Ben Tate was the big signing for the Cleveland run game, but he's got an injury history and has been hurt again. How have the Browns managed in the run game with so little of him?
Pat McManamon: First of all, expect Tate to return to the starting lineup Sunday. Barring a setback, he should be over the knee injury that sidelined him for two games.
As for the team, they managed by addressing a position of need aggressively in the offseason. A year ago the Browns had nothing in the backfield after the trade of Trent Richardson, and it showed. The team did not have a back with a 100-yard game, and had four rushing touchdowns all season. Twice a receiver led the team in rushing, once a safety did it on a fake punt.
In the offseason, the Browns not only added Tate, they drafted Terrance West and signed Isaiah Crowell. All have contributed. The other significant move: going from a power running scheme to a zone-read system advocated by Kyle Shanahan. The zone-read fits the strength of the Browns' offensive line, which is its ability to move. Combined, all have served to minimize the loss of the team's starting running back for two games. The Browns are 10th in the league in rushing with 132.7 yards per game.

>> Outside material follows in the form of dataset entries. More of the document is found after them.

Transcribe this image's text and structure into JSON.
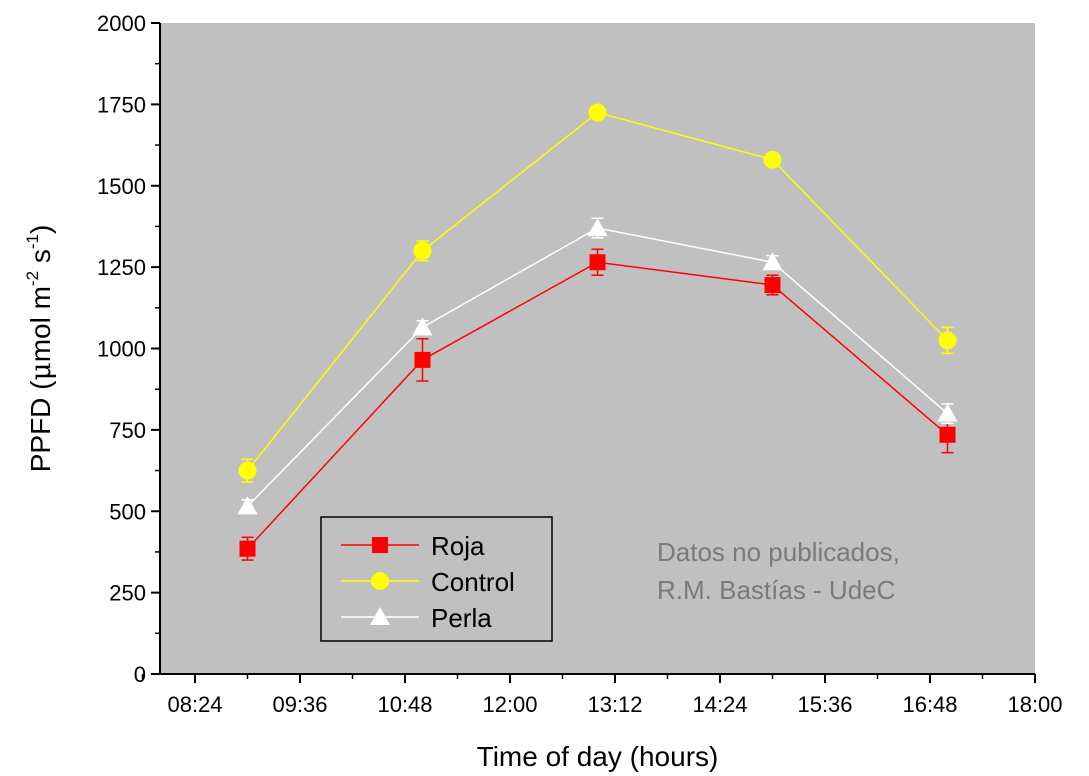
{
  "chart_data": {
    "type": "line",
    "xlabel": "Time of day (hours)",
    "ylabel": {
      "prefix": "PPFD (",
      "mu": "μ",
      "unit_mol_m": "mol m",
      "exp_m": "-2",
      "unit_s": " s",
      "exp_s": "-1",
      "suffix": ")"
    },
    "xlim_minutes": [
      480,
      1080
    ],
    "ylim": [
      0,
      2000
    ],
    "x_tick_labels": [
      "08:24",
      "09:36",
      "10:48",
      "12:00",
      "13:12",
      "14:24",
      "15:36",
      "16:48",
      "18:00"
    ],
    "y_ticks": [
      0,
      250,
      500,
      750,
      1000,
      1250,
      1500,
      1750,
      2000
    ],
    "x": [
      "09:00",
      "11:00",
      "13:00",
      "15:00",
      "17:00"
    ],
    "series": [
      {
        "name": "Roja",
        "color": "#ff0000",
        "marker": "square",
        "values": [
          385,
          965,
          1265,
          1195,
          735
        ],
        "errors": [
          35,
          65,
          40,
          30,
          55
        ]
      },
      {
        "name": "Control",
        "color": "#ffff00",
        "marker": "circle",
        "values": [
          625,
          1300,
          1725,
          1580,
          1025
        ],
        "errors": [
          35,
          30,
          20,
          15,
          40
        ]
      },
      {
        "name": "Perla",
        "color": "#ffffff",
        "marker": "triangle",
        "values": [
          515,
          1065,
          1370,
          1265,
          800
        ],
        "errors": [
          20,
          20,
          30,
          20,
          30
        ]
      }
    ],
    "legend_position": "bottom-left",
    "grid": false,
    "plot_background": "#c0c0c0",
    "annotation": [
      "Datos no publicados,",
      "R.M. Bastías - UdeC"
    ]
  }
}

The Browns have scored 21 points in the first three games for the first time since 1969. Pretty amazing stat there. The Titans have given up 41, 33 and 26 points the past three games. What happens when those two forces collide?
Paul Kuharsky: Great question. They've got to be in a one-score game or have a lead to give their defense a chance. The pass pressure is insufficient, first-year starting cornerback Blidi Wreh-Wilson has struggled (and could be out with a concussion) and the linebacking corps doesn't have playmakers or big hitters.
If the Browns can start well, the crowd will quickly turn and any home-field advantage will fizzle. And I think the Titans will slump if they face another significant deficit. There is no indication they are equipped or built to come back. The Titans haven't scored in the first quarter in four games, and they've only crossed midfield once.